Desde entonces la esfera privada de la familia heteronormativa también ha sido objeto de denuncia y ha estado sujeta a cambios: el número de hogares catalanes liderados por figuras femeninas, incluyendo los monomarentales, ha aumentado de forma exponencial, los nacimientos fuera del matrimonio han pasado de un ínfimo 2,2% en 1975 al 34,5% del año 2009 y las mujeres lesbianas han visto recientemente reconocido su derecho formal a casarse y ser madres. Por otra parte, la tasa de fecundidad de 2,72 hijos por mujer del año 1975 se ha visto reducida hasta menos de 1,5 en la actualidad.

Lejos de eliminar las viejas desigualdades, sin embargo, el nuevo escenario las transforma y las actualiza. Más allá de la indudablemente positiva diversificación de las trayectorias vitales de las mujeres, resulta imprescindible interrogarse sobre las formas en que la sociedad, la patronal y las administraciones asisten a nuestra creciente presencia en la esfera pública ¿Se ha visto ésta acompañada de una asunción equitativa de los hombres de las responsabilidades de cuidado? ¿Se ha visto validada por la eliminación de la discriminación laboral de las mujeres? ¿Se ha visto certificada por una reducción de las jornadas de trabajo remunerado de todas y todos para garantizar el tiempo y la energía a la familia? ¿Se ha visto apoyada por la creación de una red pública gratuita y de calidad de servicios que permitan una verdadera conciliación de vida laboral, familiar y personal? ¿Se ha dado, a su vez, una transformación de las nociones socialmente predominantes de lo que significa ser una madre, una mujer o incluso un hombre como dios manda? ¿Se ha garantizado que todas las mujeres, independientemente de nuestra opción familiar, afectiva y/o sexual, así como de nuestro nivel socioeconómico, podamos acceder en igualdad de condiciones a la reproducción asistida y a la adopción? ¿Tenemos las mujeres en la actualidad la opción de ser trabajadoras de pleno derecho sin tener que renunciar por ello a la maternidad? ¿Disfrutamos en definitiva de plena libertad y autonomía para decidir ser madres sin tener que renunciar a ser, estar o hacer cualquier otra cosa?
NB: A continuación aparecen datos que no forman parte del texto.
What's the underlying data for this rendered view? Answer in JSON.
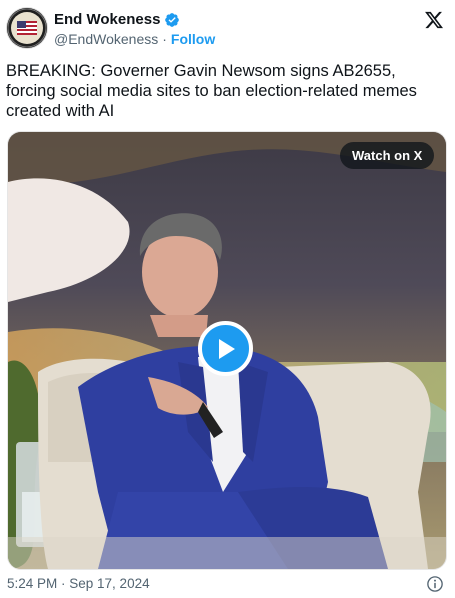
{
  "author": {
    "display_name": "End Wokeness",
    "handle": "@EndWokeness",
    "separator": "·",
    "follow_label": "Follow",
    "verified_color": "#1d9bf0"
  },
  "tweet": {
    "text": "BREAKING: Governer Gavin Newsom signs AB2655, forcing social media sites to ban election-related memes created with AI"
  },
  "media": {
    "watch_label": "Watch on X",
    "play_icon": "play-icon"
  },
  "footer": {
    "timestamp": "5:24 PM · Sep 17, 2024",
    "info_icon": "info-icon"
  },
  "colors": {
    "accent": "#1d9bf0",
    "text_primary": "#0f1419",
    "text_secondary": "#536471"
  }
}
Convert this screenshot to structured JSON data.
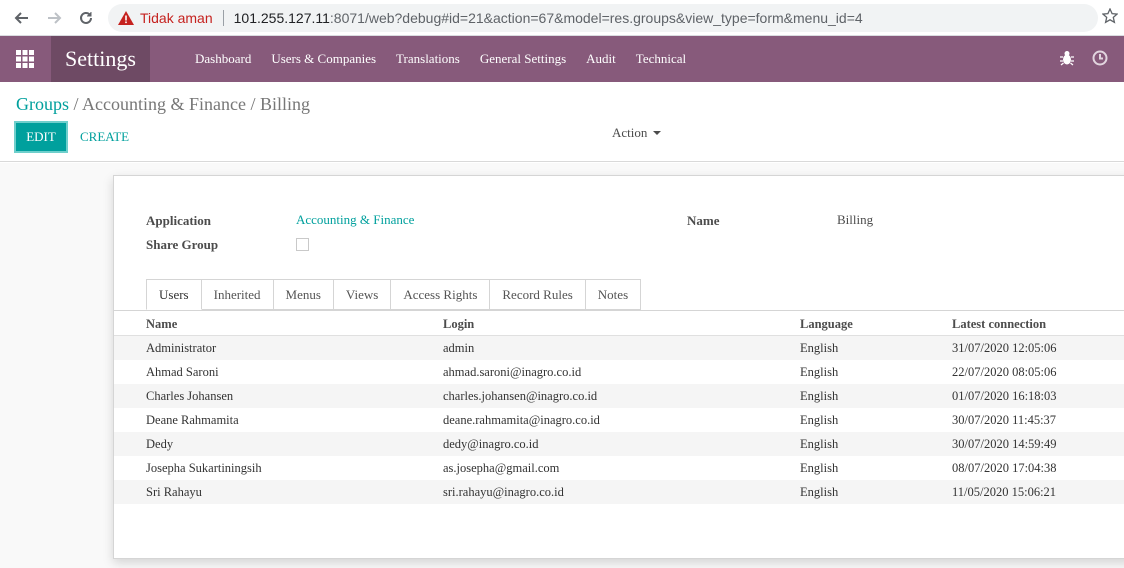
{
  "browser": {
    "warning": "Tidak aman",
    "url_host": "101.255.127.11",
    "url_rest": ":8071/web?debug#id=21&action=67&model=res.groups&view_type=form&menu_id=4"
  },
  "navbar": {
    "brand": "Settings",
    "menu": [
      "Dashboard",
      "Users & Companies",
      "Translations",
      "General Settings",
      "Audit",
      "Technical"
    ],
    "icons": [
      "bug-icon",
      "clock-icon"
    ]
  },
  "control": {
    "breadcrumb_link": "Groups",
    "breadcrumb_current": "/ Accounting & Finance / Billing",
    "edit_label": "EDIT",
    "create_label": "CREATE",
    "action_label": "Action"
  },
  "form": {
    "application_label": "Application",
    "application_value": "Accounting & Finance",
    "share_group_label": "Share Group",
    "share_group_checked": false,
    "name_label": "Name",
    "name_value": "Billing"
  },
  "tabs": [
    "Users",
    "Inherited",
    "Menus",
    "Views",
    "Access Rights",
    "Record Rules",
    "Notes"
  ],
  "table": {
    "columns": [
      "Name",
      "Login",
      "Language",
      "Latest connection"
    ],
    "rows": [
      [
        "Administrator",
        "admin",
        "English",
        "31/07/2020 12:05:06"
      ],
      [
        "Ahmad Saroni",
        "ahmad.saroni@inagro.co.id",
        "English",
        "22/07/2020 08:05:06"
      ],
      [
        "Charles Johansen",
        "charles.johansen@inagro.co.id",
        "English",
        "01/07/2020 16:18:03"
      ],
      [
        "Deane Rahmamita",
        "deane.rahmamita@inagro.co.id",
        "English",
        "30/07/2020 11:45:37"
      ],
      [
        "Dedy",
        "dedy@inagro.co.id",
        "English",
        "30/07/2020 14:59:49"
      ],
      [
        "Josepha Sukartiningsih",
        "as.josepha@gmail.com",
        "English",
        "08/07/2020 17:04:38"
      ],
      [
        "Sri Rahayu",
        "sri.rahayu@inagro.co.id",
        "English",
        "11/05/2020 15:06:21"
      ]
    ]
  },
  "colors": {
    "navbar": "#875a7b",
    "brand_bg": "#6e4a64",
    "accent": "#00a09d"
  }
}
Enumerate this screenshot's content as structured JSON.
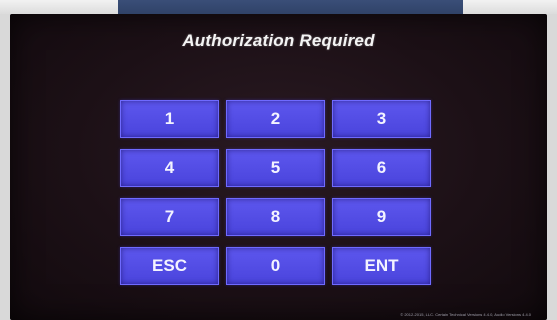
{
  "title": "Authorization Required",
  "keypad": {
    "keys": [
      "1",
      "2",
      "3",
      "4",
      "5",
      "6",
      "7",
      "8",
      "9",
      "ESC",
      "0",
      "ENT"
    ]
  },
  "footer": "© 2012-2015, LLC. Certain Technical Versions 4.4.0, Audio Versions 4.4.0",
  "colors": {
    "screen_background": "#1c1016",
    "key_fill": "#5550e6",
    "key_text": "#f3f3ff",
    "title_text": "#f4f4f4",
    "top_panel": "#34476e"
  }
}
Hemos desbordado las universidades, hemos entrado en el mercado laboral, hemos cuestionado modelos familiares, afectivos y sexuales y hemos separado la sexualidad de la reproducción. Pero también hemos sufrido la reformulación y actualización de viejas renuncias y nuevos obstáculos económicos, laborales, administrativos, ideológicos y políticos nos siguen obligando a elegir: ¿trabajadora o madre? ¿Lesbiana o madre? ¿Sola o madre? Descubrimos que nuestra insumisión frente a jaulas, dualismos y paradigmas pretéritos no ha derivado en una verdadera capacidad de elegir. A pesar de que público y privado se encuentran íntimamente ligados por el hilo invisible de la sostenibilidad, hemos accedido al primero sólo para presenciar el tambaleo de nuestro derecho a disfrutar del segundo en nuestros términos y según nuestras propias reglas. Frente a ello, las mujeres del nuevo siglo exigimos poder realizarnos en absolutamente todas las vertientes de nuestras vidas sin tener que elegir previamente desde donde o en base a qué premisas lo hacemos ,ya que, en definitiva, lo queremos todo, lo queremos pronto y lo queremos para todas y todos.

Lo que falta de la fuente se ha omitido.